01. Perekrutan Anggota (1)

148 15 373
                                    

Lagi dan lagi. Sebagai seseorang yang lahir di hari Kamis, perundungan bukan lagi hal asing. Serene sudah menghadapi hal ini berkali-kali. Mereka selalu mencari kesalahannya, terutama segala hal yang berhubungan dengan game.

"Lihat. Anak itu bulan depan akan mati, tapi tetap saja tidak tahu diri. Malah asik main game yang tidak ada gunanya," komentar salah seorang pemuda dari lima orang pemuda bertampang preman yang tiba-tiba menghadang jalan Serene.
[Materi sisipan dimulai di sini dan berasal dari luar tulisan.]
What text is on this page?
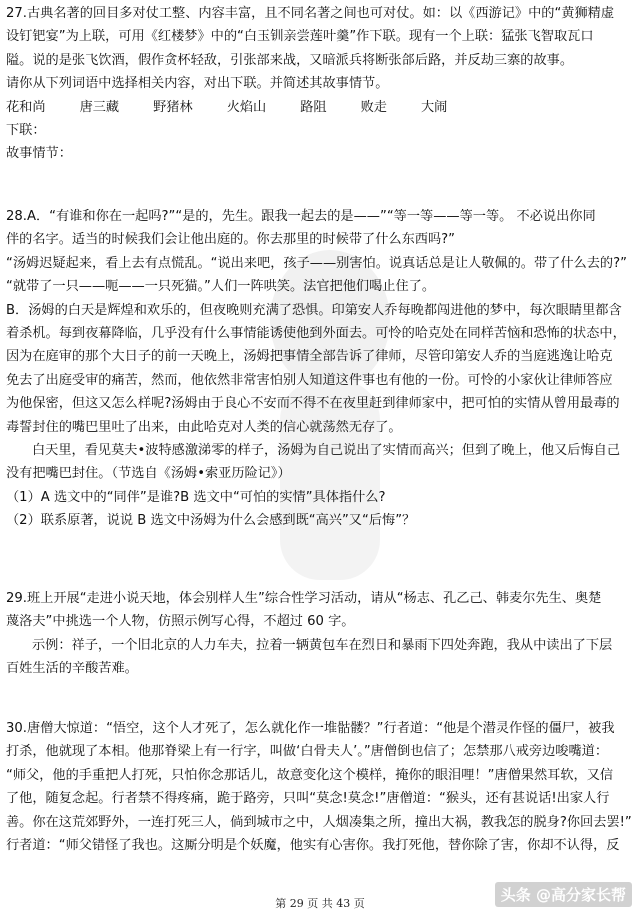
27.古典名著的回目多对仗工整、内容丰富，且不同名著之间也可对仗。如：以《西游记》中的“黄狮精虚

设钉钯宴”为上联，可用《红楼梦》中的“白玉钏亲尝莲叶羹”作下联。现有一个上联：猛张飞智取瓦口

隘。说的是张飞饮酒，假作贪杯轻敌，引张部来战，又暗派兵将断张郃后路，并反劫三寨的故事。

请你从下列词语中选择相关内容，对出下联。并简述其故事情节。

花和尚	唐三藏	野猪林	火焰山	路阻	败走	大闹

下联：

故事情节：

28.A．“有谁和你在一起吗?”“是的，先生。跟我一起去的是——”“等一等——等一等。 不必说出你同

伴的名字。适当的时候我们会让他出庭的。你去那里的时候带了什么东西吗?”

“汤姆迟疑起来，看上去有点慌乱。“说出来吧，孩子——别害怕。说真话总是让人敬佩的。带了什么去的?”

“就带了一只——呃——一只死猫。”人们一阵哄笑。法官把他们喝止住了。

B．汤姆的白天是辉煌和欢乐的，但夜晚则充满了恐惧。印第安人乔每晚都闯进他的梦中，每次眼睛里都含

着杀机。每到夜幕降临，几乎没有什么事情能诱使他到外面去。可怜的哈克处在同样苦恼和恐怖的状态中，

因为在庭审的那个大日子的前一天晚上，汤姆把事情全部告诉了律师，尽管印第安人乔的当庭逃逸让哈克

免去了出庭受审的痛苦，然而，他依然非常害怕别人知道这件事也有他的一份。可怜的小家伙让律师答应

为他保密，但这又怎么样呢?汤姆由于良心不安而不得不在夜里赶到律师家中，把可怕的实情从曾用最毒的

毒誓封住的嘴巴里吐了出来，由此哈克对人类的信心就荡然无存了。

白天里，看见莫夫•波特感激涕零的样子，汤姆为自己说出了实情而高兴；但到了晚上，他又后悔自己

没有把嘴巴封住。（节选自《汤姆•索亚历险记》）

（1）A 选文中的“同伴”是谁?B 选文中“可怕的实情”具体指什么?

（2）联系原著，说说 B 选文中汤姆为什么会感到既“高兴”又“后悔”？

29.班上开展“走进小说天地，体会别样人生”综合性学习活动，请从“杨志、孔乙己、韩麦尔先生、奥楚

蔑洛夫”中挑选一个人物，仿照示例写心得，不超过 60 字。

示例：祥子，一个旧北京的人力车夫，拉着一辆黄包车在烈日和暴雨下四处奔跑，我从中读出了下层

百姓生活的辛酸苦难。

30.唐僧大惊道：“悟空，这个人才死了，怎么就化作一堆骷髅？”行者道：“他是个潜灵作怪的僵尸，被我

打杀，他就现了本相。他那脊梁上有一行字，叫做‘白骨夫人’。”唐僧倒也信了；怎禁那八戒旁边唆嘴道：

“师父，他的手重把人打死，只怕你念那话儿，故意变化这个模样，掩你的眼泪哩！”唐僧果然耳软，又信

了他，随复念起。行者禁不得疼痛，跪于路旁，只叫“莫念!莫念!”唐僧道：“猴头，还有甚说话!出家人行

善。你在这荒郊野外，一连打死三人，倘到城市之中，人烟凑集之所，撞出大祸，教我怎的脱身?你回去罢!”

行者道：“师父错怪了我也。这厮分明是个妖魔，他实有心害你。我打死他，替你除了害，你却不认得，反

第 29 页 共 43 页	头条 @高分家长帮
Serene tetap fokus pada gawai di tangannya. Lima pemuda itu tidak asing lagi bagi si gadis. Ia sudah sering bertemu dengan mereka—walau setiap pertemuan tidak pernah berakhir baik. Bisa dibilang, mereka adalah satu dari segala kesialan Serene.

Serene melirik sekilas. Wajah-wajah memuakkan itu terus memandangnya rendah, seolah ia adalah serangga menjijikan dan harus dimusnahkan. Yah, sepertinya memang begitu pandangan orang-orang untuk mereka yang lahir di hari Kamis. Buktinya saja ada pemusnahan manusia di jaman modern. Mengerikan.

Serene terbiasa bersikap tidak acuh pada sekitarnya. Salah satu pemuda berdecih, memberi aba-aba pada keempat lainnya untuk bergerak.

Membalas salah, diam juga salah. Serene tahu, apapun yang dilakukannya untuk menghadapi kelima preman itu, dirinya hanya akan berakhir dipukuli.

Lantas yang dilakukan Serene hanya menarik napas dalam, menyiapkan diri untuk merasa sakit badan keesokan harinya.

Kaki yang terangkat untuk menendang itu berhenti bergerak. Seluruh tatapan tertuju ke arah belakang Serene. Serene mau tak mau menoleh, mendapati seorang gadis kecil berambut putih panjang dengan jepit rambut bintang berkilau. Tingginya sekitar 145 sentimeter.

Gadis itu jalan mendekat. Berkali-kali Serene menoleh ke depan dan belakang, tapi para pemuda itu tetap diam. Kaki mereka kembali ke posisi semula, berdiri dengan tegak menopang tubuh.

"Aku tidak percaya hampir melihat penindasan terhadap remaja di sini malam-malam," kata gadis kecil itu. "Pergilah. Lakukan kebiasaan buruk kalian pada orang lain saja."

Sangat patuh. Kelimanya pergi, bahkan tidak melemparkan protes atau sebagainya. Serene mengerutkan kening heran.

Gadis itu yang tidak lain adalah Kirellyne menghela napas. "Kamu tidak apa-apa, kan?"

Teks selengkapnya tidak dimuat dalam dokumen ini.